ChatGPT解决这个技术问题 Extra ChatGPT

What happens to global and static variables in a shared library when it is dynamically linked?

I'm trying to understand what happens when modules with globals and static variables are dynamically linked to an application. By modules, I mean each project in a solution (I work a lot with visual studio!). These modules are either built into *.lib or *.dll or the *.exe itself.

I understand that the binary of an application contains global and static data of all the individual translation units (object files) in the data segment (and read only data segment if const).

What happens when this application uses a module A with load-time dynamic linking? I assume the DLL has a section for its globals and statics. Does the operating system load them?
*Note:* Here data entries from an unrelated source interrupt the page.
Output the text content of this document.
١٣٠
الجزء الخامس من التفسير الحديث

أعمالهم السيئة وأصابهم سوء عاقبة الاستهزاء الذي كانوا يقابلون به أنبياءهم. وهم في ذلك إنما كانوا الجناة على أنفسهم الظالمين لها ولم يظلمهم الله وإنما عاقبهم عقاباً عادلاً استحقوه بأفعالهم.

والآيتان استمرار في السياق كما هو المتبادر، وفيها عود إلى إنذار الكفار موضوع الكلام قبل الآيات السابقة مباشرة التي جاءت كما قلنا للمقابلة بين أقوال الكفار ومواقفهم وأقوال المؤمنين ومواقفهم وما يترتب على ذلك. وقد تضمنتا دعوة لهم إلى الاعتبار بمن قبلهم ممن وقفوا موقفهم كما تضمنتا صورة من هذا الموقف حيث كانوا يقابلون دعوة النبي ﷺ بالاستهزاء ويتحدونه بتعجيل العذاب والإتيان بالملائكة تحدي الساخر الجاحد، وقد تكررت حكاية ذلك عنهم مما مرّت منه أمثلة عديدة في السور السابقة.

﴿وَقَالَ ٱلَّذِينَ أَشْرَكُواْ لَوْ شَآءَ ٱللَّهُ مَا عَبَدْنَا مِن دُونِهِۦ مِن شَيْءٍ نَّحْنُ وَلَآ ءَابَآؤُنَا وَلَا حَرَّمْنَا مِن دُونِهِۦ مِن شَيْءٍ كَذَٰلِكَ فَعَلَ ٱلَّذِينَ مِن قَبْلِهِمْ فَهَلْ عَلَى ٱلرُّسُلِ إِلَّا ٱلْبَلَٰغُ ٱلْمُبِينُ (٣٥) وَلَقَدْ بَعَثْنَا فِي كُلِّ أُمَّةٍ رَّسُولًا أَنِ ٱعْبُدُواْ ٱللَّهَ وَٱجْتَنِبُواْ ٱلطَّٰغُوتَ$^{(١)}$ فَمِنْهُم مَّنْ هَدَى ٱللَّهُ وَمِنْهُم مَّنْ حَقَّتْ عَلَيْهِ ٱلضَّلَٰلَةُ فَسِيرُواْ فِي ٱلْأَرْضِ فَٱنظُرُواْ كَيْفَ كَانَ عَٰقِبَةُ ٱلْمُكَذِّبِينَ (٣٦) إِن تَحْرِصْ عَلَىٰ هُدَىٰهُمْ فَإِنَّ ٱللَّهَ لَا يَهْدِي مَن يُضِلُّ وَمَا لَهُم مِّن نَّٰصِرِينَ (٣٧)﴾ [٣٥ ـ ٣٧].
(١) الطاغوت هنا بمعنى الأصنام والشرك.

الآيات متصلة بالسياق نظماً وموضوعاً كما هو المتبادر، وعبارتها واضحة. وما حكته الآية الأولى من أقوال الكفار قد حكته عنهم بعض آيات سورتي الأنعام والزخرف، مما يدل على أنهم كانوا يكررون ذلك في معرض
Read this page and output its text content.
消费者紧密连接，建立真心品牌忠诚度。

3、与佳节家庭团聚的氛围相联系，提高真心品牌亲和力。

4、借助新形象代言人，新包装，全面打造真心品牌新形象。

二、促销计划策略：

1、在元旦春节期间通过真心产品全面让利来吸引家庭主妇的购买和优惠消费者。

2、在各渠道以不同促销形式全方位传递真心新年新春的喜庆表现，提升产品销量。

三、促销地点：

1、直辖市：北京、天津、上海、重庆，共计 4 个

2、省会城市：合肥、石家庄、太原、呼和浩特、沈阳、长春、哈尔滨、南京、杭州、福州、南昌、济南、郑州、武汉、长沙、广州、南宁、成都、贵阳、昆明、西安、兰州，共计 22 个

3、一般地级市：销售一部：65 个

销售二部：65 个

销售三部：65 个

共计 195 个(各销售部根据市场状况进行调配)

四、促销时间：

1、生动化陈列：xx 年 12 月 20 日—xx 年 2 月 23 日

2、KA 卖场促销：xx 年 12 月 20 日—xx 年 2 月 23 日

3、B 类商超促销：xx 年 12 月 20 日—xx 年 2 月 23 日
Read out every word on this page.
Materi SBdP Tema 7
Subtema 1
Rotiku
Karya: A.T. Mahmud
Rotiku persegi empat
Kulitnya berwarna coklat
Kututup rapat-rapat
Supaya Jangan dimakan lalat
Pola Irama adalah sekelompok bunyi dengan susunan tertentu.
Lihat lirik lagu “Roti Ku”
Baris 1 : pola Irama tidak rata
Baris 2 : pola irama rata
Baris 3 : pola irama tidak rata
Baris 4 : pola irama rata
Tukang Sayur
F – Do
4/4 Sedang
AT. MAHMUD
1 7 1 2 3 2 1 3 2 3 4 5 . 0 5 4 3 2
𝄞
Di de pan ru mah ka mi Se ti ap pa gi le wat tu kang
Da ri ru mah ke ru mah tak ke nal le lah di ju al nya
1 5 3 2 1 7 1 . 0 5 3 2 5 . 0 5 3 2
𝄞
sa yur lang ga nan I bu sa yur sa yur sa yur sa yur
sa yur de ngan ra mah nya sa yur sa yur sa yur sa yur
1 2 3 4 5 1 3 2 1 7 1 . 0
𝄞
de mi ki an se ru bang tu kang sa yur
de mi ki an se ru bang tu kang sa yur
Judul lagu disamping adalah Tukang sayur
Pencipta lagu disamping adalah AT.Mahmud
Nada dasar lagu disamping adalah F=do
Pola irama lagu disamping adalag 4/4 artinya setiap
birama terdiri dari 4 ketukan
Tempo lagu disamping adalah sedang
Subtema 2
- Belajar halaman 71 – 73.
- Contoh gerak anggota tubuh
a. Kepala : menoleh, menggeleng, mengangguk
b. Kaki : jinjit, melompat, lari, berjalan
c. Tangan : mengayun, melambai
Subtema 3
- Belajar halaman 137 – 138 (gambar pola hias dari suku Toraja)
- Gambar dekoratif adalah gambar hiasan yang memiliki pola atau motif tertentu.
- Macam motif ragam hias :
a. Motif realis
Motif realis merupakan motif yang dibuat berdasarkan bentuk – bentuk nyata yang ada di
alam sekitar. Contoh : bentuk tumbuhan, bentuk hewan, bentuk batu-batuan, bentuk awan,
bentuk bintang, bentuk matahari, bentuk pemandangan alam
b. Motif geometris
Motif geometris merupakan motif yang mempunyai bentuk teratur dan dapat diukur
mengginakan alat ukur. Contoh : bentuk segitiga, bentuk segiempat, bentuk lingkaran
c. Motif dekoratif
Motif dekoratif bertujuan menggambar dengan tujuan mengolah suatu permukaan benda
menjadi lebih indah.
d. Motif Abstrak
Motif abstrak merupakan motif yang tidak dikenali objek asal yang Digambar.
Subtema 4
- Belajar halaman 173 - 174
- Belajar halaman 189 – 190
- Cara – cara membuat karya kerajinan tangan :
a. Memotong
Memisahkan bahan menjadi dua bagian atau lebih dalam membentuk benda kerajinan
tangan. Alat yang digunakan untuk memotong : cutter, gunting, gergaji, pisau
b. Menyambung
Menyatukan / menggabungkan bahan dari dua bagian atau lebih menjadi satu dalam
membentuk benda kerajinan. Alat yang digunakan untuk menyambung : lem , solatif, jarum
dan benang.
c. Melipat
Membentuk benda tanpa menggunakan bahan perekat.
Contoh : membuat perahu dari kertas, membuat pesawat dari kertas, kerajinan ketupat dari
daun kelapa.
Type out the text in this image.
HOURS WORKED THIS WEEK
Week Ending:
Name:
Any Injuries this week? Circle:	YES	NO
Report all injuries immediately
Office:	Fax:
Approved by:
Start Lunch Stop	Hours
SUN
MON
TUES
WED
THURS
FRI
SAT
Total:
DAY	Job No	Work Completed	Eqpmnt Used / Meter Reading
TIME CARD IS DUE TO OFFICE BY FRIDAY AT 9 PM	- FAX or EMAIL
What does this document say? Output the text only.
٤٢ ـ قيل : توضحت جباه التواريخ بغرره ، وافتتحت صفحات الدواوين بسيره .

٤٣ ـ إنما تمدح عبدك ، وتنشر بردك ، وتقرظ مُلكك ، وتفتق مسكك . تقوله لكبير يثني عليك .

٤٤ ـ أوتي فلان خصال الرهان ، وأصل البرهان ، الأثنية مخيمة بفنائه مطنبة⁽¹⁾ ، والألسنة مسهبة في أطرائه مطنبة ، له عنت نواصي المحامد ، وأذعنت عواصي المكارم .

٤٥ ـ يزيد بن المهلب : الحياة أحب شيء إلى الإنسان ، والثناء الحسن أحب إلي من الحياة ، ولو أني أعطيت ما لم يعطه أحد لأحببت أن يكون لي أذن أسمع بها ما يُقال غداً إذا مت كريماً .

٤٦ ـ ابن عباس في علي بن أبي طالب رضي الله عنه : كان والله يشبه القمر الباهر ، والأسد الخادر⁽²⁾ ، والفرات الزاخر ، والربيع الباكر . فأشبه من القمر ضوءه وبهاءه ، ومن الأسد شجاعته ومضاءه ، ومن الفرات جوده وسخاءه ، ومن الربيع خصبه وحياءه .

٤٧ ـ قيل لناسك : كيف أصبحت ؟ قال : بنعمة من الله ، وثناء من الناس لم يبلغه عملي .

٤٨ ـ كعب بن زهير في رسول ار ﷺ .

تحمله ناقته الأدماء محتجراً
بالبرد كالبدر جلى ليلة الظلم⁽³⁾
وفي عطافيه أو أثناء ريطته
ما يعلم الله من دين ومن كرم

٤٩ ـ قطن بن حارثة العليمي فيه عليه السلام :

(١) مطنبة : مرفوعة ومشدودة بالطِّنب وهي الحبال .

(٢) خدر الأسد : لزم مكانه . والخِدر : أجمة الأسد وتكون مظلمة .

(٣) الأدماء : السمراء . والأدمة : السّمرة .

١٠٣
If so, where do they get loaded to?

And what happens when the application uses a module B with run-time dynamic linking?

If I have two modules in my application that both use A and B, are copies of A and B's globals created as mentioned below (if they are different processes)?

Do DLLs A and B get access to the applications globals?

(Please state your reasons as well)

Quoting from MSDN:

Variables that are declared as global in a DLL source code file are treated as global variables by the compiler and linker, but each process that loads a given DLL gets its own copy of that DLL's global variables. The scope of static variables is limited to the block in which the static variables are declared. As a result, each process has its own instance of the DLL global and static variables by default.

and from here:

When dynamically linking modules, it can be unclear whether different libraries have their own instances of globals or whether the globals are shared.

Thanks.

By modules you probably mean libs. There is a proposal to add modules to the C++ standard with a more precise definition of what a module would be and different semantics than regular libraries as of now.
Ah, should have clarified that. I consider different projects in a solution (i work a lot with visual studio) as modules. These modules are built into *.lib or *.dll 's.
@DavidRodríguez-dribeas The term "module" is the correct technical term for standalone (fully linked) executable files, including: executable programs, dynamic-link libraries (.dll) or shared objects (.so). It is perfectly appropriate here, and the meaning is correct and well understood. Until there is a standard feature named "modules", the definition of it remains the traditional one, as I explained.

M
Mikael Persson

This is a pretty famous difference between Windows and Unix-like systems.

No matter what:

Each process has its own address space, meaning that there is never any memory being shared between processes (unless you use some inter-process communication library or extensions).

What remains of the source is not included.